UAP Art Factory builds massive public works of art across the world
In 2008, “the business was so unique compared to the majority of what we saw,” Shen said of his first meeting with the Tobins, when he was working in the Queensland Government’s trade office in China. âWhen Matt Tobin came to my office to discuss how they might develop in China, after half an hour, I still couldn’t figure out how we could help him. He spoke a lot about art, artists and urban developmentâ¦ it was so rare 10 years ago.
Since then, it has become essential for the development of the market. “Integrating art into a larger business strategy is going to be very important going forward,” Shen explained, reflecting on the growth UAP has seen in her business and in her client approaches for a wide range. of projects.
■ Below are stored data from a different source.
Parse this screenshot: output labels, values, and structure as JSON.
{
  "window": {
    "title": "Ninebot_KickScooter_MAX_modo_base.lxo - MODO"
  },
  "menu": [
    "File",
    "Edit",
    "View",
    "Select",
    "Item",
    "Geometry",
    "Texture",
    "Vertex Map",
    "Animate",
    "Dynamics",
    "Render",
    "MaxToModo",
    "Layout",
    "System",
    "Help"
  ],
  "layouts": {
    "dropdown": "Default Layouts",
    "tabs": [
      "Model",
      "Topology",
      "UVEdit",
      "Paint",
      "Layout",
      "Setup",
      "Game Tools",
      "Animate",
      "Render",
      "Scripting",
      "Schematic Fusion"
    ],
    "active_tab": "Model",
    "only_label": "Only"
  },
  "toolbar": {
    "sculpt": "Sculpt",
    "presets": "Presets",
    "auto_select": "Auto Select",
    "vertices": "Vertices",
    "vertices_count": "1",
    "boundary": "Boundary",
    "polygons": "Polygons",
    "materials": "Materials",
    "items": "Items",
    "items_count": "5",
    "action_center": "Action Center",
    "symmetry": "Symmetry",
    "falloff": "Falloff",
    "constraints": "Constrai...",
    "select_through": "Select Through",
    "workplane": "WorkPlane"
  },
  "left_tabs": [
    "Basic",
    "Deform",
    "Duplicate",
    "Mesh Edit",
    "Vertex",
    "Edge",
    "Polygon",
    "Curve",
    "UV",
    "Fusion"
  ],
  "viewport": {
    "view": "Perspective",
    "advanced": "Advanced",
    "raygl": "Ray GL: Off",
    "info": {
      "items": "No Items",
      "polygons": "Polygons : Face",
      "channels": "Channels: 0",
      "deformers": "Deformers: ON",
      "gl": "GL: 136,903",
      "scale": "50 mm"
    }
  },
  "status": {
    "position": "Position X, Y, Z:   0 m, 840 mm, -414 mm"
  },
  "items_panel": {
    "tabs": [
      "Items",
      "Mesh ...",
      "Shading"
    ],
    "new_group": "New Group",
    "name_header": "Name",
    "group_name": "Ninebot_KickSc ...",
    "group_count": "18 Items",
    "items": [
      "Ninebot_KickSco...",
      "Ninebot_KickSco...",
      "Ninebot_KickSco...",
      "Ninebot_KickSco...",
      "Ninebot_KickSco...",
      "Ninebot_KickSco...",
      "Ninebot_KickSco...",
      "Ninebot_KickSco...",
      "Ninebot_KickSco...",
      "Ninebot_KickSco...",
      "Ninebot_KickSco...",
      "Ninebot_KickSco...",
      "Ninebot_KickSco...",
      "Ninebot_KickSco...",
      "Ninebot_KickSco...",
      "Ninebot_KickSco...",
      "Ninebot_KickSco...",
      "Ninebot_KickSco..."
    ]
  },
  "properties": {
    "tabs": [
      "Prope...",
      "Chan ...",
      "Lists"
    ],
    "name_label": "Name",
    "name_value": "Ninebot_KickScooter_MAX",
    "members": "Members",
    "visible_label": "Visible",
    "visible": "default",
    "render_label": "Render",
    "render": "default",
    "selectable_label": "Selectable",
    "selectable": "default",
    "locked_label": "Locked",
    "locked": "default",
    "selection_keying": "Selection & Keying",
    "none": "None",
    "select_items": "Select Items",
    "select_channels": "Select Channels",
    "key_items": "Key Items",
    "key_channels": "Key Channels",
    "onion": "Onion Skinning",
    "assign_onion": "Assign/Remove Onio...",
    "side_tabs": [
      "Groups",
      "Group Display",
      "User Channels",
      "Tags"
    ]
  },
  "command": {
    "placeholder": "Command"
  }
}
With the availability of selfie consultants these days and a growing interest in technology like augmented reality, it’s clear to Shen and his team that the future of urban development, especially in China, lies in the arts. And UAP may be in the right place to lead this conversation.
The way the company has developed in the PRC is a testament not only to its business acumen, but also to the idea that “Made in China” can be a testament to quality, and not just a affordable manufacturing.
The New York Public Art Fund chose to develop an ongoing partnership with UAP after offering to cover the initial cost of Ai Weiwei’s work and because of his proven commitment to high quality production.
It has become clear that UAP invests not only in its collaborators, but in the future of public art.